Introduced February 4, 2026 by Kirsten Gillibrand · Last progress February 4, 2026
The bill significantly advances underride-safety research, definitions, and oversight that can reduce fatal crashes and support evidence-based standards, but those safety gains come with material costs and operational burdens for manufacturers, carriers, small jurisdictions, and taxpayers and may be delayed if recommendations are not rapidly converted into binding rules.
Drivers, passengers, pedestrians, cyclists, and other vulnerable road users will face fewer fatal and severe underride crashes because the bill enables standardized definitions, research, and underride guard requirements that inform stronger safety standards.
Manufacturers, fleet operators, and regulators gain clearer, harmonized statutory definitions and deadlines that reduce regulatory uncertainty and speed alignment of rulemaking and enforcement.

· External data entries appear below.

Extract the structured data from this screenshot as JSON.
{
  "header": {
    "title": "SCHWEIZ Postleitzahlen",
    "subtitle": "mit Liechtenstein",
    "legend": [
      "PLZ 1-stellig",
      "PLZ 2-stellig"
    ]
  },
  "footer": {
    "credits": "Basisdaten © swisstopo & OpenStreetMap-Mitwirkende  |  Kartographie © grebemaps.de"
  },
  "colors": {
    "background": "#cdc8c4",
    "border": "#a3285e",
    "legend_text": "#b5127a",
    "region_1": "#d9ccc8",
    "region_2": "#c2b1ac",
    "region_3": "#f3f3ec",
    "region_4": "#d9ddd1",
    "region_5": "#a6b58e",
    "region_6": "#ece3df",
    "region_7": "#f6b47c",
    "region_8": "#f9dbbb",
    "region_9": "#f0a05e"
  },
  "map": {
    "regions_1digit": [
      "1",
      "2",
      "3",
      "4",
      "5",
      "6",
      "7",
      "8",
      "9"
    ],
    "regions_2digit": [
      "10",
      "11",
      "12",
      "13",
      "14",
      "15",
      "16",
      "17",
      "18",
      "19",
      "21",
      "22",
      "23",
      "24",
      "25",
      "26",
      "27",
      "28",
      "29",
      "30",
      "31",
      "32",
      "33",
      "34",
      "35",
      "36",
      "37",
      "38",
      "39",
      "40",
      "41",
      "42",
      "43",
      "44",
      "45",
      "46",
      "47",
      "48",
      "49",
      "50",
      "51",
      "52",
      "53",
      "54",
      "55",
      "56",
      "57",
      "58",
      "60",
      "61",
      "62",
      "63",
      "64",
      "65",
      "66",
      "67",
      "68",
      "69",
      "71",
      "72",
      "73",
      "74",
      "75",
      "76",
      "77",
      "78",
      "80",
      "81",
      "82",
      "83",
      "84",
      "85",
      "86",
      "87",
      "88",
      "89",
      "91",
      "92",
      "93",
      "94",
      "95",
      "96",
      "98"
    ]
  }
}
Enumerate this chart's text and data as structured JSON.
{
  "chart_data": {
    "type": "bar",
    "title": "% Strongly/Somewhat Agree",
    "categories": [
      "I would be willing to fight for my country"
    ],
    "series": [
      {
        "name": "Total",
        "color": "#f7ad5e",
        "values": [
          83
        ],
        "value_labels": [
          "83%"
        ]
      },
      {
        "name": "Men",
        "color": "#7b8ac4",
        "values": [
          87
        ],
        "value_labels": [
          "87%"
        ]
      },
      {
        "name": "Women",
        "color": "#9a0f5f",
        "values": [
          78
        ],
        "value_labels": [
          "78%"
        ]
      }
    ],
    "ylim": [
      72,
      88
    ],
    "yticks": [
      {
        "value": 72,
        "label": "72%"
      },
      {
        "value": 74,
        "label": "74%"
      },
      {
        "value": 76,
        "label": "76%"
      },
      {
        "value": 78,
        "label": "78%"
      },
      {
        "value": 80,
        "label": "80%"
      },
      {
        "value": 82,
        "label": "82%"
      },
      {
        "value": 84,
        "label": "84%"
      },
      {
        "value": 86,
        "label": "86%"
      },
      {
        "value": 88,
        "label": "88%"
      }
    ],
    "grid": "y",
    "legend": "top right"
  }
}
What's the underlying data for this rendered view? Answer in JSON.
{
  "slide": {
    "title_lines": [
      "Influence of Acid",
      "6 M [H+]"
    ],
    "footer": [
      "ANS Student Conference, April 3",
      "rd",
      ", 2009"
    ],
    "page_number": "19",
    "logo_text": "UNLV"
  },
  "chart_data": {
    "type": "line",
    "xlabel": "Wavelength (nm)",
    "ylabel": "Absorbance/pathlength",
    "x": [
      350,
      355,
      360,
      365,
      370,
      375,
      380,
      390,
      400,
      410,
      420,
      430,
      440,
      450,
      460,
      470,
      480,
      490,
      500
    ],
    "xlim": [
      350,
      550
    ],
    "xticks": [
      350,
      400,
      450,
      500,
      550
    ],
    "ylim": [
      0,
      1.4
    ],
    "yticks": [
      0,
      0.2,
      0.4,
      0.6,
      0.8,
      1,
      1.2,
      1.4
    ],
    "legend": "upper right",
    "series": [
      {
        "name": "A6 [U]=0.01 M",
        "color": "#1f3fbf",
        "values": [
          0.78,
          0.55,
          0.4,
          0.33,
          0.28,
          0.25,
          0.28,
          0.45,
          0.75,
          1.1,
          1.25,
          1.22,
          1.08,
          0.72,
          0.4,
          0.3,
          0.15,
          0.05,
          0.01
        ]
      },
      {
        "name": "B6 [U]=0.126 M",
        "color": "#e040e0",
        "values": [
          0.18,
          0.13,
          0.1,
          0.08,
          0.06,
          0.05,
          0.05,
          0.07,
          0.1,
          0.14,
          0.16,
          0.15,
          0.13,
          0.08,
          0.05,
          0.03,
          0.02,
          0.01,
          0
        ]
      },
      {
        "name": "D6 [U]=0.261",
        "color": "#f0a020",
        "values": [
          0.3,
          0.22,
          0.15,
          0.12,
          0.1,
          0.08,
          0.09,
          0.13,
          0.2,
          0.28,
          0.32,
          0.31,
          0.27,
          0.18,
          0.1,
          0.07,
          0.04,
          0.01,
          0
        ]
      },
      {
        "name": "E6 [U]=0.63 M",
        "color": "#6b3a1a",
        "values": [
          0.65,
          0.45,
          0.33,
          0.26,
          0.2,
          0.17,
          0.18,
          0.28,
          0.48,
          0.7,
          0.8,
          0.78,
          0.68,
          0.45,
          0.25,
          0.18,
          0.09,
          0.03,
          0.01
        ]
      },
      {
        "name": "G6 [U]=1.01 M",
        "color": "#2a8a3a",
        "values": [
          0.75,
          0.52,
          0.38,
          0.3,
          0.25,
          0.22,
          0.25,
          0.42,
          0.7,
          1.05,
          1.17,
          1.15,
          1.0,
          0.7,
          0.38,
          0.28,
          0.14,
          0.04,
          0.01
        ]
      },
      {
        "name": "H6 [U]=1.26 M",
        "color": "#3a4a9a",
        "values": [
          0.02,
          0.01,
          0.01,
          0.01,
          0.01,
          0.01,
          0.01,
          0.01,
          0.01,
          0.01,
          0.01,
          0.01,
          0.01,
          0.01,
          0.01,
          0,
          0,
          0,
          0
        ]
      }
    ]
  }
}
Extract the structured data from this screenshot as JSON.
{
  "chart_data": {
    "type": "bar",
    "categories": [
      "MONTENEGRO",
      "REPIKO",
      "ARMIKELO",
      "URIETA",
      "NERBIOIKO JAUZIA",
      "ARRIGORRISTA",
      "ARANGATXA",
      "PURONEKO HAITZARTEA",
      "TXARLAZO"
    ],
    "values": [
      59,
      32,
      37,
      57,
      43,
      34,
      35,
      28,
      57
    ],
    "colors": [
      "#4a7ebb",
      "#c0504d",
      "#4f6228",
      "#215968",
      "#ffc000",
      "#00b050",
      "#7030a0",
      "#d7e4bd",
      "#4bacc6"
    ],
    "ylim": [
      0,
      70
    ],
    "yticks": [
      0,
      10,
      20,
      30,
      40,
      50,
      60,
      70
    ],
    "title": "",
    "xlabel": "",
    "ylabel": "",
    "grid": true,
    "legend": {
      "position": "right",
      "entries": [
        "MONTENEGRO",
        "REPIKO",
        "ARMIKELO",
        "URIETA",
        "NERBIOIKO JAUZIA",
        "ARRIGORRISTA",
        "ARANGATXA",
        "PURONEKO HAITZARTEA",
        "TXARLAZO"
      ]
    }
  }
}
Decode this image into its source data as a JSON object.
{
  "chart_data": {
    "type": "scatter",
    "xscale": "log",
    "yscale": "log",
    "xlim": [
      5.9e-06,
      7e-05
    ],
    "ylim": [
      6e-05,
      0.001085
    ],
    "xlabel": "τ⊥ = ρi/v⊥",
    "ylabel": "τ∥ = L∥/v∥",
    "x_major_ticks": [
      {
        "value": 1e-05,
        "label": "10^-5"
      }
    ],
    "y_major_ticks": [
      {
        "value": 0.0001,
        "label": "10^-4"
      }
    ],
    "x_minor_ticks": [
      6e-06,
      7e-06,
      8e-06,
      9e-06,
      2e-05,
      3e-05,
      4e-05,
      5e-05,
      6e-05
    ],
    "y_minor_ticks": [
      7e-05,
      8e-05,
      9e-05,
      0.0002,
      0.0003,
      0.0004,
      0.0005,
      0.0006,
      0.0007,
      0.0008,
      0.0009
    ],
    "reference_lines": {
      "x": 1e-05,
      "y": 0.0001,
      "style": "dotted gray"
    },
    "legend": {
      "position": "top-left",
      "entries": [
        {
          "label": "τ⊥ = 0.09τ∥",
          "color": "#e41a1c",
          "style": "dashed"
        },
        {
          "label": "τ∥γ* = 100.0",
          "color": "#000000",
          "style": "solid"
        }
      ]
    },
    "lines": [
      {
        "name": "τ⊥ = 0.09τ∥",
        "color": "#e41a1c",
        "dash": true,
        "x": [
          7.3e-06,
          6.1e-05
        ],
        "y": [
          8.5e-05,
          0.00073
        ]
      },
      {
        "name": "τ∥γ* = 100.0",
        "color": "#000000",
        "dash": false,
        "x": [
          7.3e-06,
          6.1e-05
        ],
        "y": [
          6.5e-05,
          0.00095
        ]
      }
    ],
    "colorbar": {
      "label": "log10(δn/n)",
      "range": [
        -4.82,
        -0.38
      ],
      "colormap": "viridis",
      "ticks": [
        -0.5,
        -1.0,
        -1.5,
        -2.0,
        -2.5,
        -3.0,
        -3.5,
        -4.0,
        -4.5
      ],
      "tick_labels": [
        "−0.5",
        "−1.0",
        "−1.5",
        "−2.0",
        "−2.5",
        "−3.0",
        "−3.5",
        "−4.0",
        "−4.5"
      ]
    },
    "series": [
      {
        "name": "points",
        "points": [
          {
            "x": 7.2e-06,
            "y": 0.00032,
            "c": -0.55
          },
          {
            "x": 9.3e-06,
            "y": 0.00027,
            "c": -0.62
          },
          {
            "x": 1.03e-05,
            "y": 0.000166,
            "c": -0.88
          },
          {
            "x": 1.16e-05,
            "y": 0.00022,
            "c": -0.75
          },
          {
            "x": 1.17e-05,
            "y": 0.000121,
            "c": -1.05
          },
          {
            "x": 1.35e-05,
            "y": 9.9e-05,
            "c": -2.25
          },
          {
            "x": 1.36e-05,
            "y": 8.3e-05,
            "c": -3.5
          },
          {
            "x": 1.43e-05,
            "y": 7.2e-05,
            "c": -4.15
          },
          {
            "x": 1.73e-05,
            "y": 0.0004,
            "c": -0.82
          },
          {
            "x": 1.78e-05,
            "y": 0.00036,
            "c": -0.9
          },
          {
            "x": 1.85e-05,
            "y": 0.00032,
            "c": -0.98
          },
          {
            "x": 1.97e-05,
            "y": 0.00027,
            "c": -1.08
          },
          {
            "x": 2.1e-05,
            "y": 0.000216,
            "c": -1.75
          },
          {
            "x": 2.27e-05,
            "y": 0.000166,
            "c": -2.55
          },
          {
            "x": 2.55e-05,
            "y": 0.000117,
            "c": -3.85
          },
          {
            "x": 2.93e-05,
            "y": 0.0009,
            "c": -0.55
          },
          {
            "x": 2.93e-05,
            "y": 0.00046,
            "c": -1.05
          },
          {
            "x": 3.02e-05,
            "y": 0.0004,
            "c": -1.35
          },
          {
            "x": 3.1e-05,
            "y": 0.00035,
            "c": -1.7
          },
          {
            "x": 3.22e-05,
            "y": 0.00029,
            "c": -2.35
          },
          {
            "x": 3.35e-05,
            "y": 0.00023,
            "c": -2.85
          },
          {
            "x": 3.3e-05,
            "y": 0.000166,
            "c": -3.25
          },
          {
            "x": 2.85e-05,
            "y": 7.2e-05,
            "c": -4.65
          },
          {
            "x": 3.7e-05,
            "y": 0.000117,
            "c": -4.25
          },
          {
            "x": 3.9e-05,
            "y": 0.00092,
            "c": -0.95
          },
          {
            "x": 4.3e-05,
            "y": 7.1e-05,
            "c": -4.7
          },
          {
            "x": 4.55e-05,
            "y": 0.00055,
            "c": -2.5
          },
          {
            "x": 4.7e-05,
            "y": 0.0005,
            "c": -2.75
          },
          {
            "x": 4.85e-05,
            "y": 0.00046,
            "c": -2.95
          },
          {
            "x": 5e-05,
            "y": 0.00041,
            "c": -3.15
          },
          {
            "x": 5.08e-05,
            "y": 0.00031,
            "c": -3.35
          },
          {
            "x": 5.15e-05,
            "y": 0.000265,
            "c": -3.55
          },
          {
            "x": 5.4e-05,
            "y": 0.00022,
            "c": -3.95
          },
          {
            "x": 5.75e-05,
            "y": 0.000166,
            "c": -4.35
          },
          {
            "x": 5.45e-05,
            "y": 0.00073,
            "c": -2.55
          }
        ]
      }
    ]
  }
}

DOT, Congress, and state/local agencies get stronger evidence and better data—via mandated studies, a central public repository, FARS reviews, and training—that supports evidence-based standards, improved crash identification, and more targeted safety interventions.
Truck and trailer manufacturers, fleet owners (including small carriers), and ultimately consumers and shippers will face increased upfront and ongoing costs—design, certification, retrofitting, and new equipment—which can raise vehicle prices and freight/shipping costs.
Carriers and fleets may incur operational burdens—retrofitting downtime, supply chain disruptions, and administrative compliance strain—that particularly hurt smaller operators and could reduce competition or service availability.
Federal studies, advisory-committee meetings, the public repository, and improved FARS reviews will require DOT staff time and federal funding, increasing costs borne by taxpayers and potentially diverting agency resources from other priorities.
Based on analysis of 9 sections of legislative text.
Requires mandatory side underride guards on new trailers, semitrailers, and single-unit trucks, updates federal definitions, reconvenes an advisory committee, and directs studies, reporting, and training.
Requires DOT to mandate side underride guards on new trailers, semitrailers, and single-unit trucks, set safety performance standards (including preventing occupant intrusion at closing speeds up to 40 mph), and finalize regulations on a tight timetable. It also updates federal definitions, reconvenes and restructures an underride advisory committee, directs studies on front- and rear-end underride crashes, improves data and public resources, and requires better law-enforcement reporting and training on underride crashes.